A short note
Broadly speaking, rapping is an artistic form of vocal delivery that incorporates rhyme and rhythmic speech. It is often performed over a backing beat or musical accompaniment. A rap song has a content (lyrics), flow (rhythm/beat and rhyme), and rendering (spoken word art, sing-song speech with cadence and tone). When used for academic content delivery, 16-bars is the amount of time that a student or a teacher is generally given to perform a verse. Here one bar is equal to four beats of music. However, adaptations and improvisations are allowed by the teacher or students attempting non-rap use rap for cognitive and non-cognitive gains.

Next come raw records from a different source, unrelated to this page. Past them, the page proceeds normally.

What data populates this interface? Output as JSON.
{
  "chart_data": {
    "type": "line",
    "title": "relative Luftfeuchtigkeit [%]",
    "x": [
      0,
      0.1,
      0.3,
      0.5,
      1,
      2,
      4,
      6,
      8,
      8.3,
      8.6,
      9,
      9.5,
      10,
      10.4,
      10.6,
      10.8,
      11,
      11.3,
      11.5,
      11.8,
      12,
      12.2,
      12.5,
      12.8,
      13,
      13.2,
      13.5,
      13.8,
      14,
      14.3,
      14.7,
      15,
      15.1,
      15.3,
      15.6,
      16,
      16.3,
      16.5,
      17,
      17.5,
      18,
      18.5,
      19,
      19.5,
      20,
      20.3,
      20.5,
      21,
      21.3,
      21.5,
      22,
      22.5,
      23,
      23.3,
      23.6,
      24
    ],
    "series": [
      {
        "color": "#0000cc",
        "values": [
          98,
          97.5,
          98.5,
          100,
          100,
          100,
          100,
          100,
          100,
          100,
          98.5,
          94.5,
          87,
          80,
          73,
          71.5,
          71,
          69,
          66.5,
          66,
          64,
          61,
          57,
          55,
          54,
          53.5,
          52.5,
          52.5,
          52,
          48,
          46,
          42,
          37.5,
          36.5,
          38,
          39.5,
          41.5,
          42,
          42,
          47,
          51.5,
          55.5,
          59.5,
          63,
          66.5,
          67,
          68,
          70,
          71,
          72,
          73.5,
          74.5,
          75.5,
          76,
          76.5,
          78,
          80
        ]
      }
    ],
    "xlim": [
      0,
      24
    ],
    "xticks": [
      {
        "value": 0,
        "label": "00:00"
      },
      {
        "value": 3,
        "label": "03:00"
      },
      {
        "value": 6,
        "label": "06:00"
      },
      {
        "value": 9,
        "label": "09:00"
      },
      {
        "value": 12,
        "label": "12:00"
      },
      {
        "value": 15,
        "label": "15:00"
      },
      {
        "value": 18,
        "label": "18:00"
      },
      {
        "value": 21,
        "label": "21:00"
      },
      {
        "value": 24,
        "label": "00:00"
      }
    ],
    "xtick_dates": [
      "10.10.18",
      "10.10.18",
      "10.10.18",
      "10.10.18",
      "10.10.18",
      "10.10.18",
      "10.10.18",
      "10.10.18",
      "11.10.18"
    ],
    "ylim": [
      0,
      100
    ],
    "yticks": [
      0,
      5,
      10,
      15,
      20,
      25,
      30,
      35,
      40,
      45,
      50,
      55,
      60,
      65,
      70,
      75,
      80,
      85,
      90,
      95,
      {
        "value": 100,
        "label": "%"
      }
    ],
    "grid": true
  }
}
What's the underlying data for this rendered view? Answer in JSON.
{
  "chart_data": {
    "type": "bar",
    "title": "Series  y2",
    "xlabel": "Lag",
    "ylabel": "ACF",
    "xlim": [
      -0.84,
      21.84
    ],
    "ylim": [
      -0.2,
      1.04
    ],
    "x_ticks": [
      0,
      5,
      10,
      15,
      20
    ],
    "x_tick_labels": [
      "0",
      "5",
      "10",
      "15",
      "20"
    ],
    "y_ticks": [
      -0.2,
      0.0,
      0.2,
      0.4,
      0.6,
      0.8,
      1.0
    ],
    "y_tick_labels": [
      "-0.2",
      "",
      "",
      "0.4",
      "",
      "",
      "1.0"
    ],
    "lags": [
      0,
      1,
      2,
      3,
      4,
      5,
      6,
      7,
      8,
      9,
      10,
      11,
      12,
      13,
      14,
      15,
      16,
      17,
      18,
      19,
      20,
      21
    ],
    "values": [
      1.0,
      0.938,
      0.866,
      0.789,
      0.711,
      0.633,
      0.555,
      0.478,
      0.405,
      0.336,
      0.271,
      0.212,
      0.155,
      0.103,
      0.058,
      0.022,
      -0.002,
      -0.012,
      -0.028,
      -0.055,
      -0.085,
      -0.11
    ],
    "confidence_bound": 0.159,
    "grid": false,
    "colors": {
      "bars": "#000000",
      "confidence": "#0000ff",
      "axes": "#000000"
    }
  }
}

Even attempting rap-like verses is great mental effort for mindful engagement with the subject matter
Features of rap verses and songs
Most academic raps songs are built out of 8, 12, 16 or 32 bar verses; Four beats or syllables make one bar. 8 and 12 bar verse are considered good for kids
Academic rap lyrics have 2-3 verses with a beat or a structural flexibility
They have a hook which is repetitive and sung as a chorus between verses
They are often on learnt matter during classroom instruction to facilitate recall
They include the terms and concepts of topics as described in a standard text book
They use language arts and rhyming words to provide loud rhythm
They are rendered with hand gestures and body movement
Rendering is loud rhythmic spoken word art, like a sing-song talking Note: Most teachers at senior school level use 'a 16 bar for one verse' of a song by making of academic subject matter
Here is a two verse rap lyric on force as an example
HOOK:
Force is a vector: yes, vector-vector
Magnitude-direction actor
Verse-1
Physical vector quantity force
Push-n-pull, it’s of course, of course
[HOOK]
Verse-2
A force changes or it tends to change
Speed,-shape-direction, when close range
[HOOK]
The inset collage shows some of the common hand gestures rappers use while singing.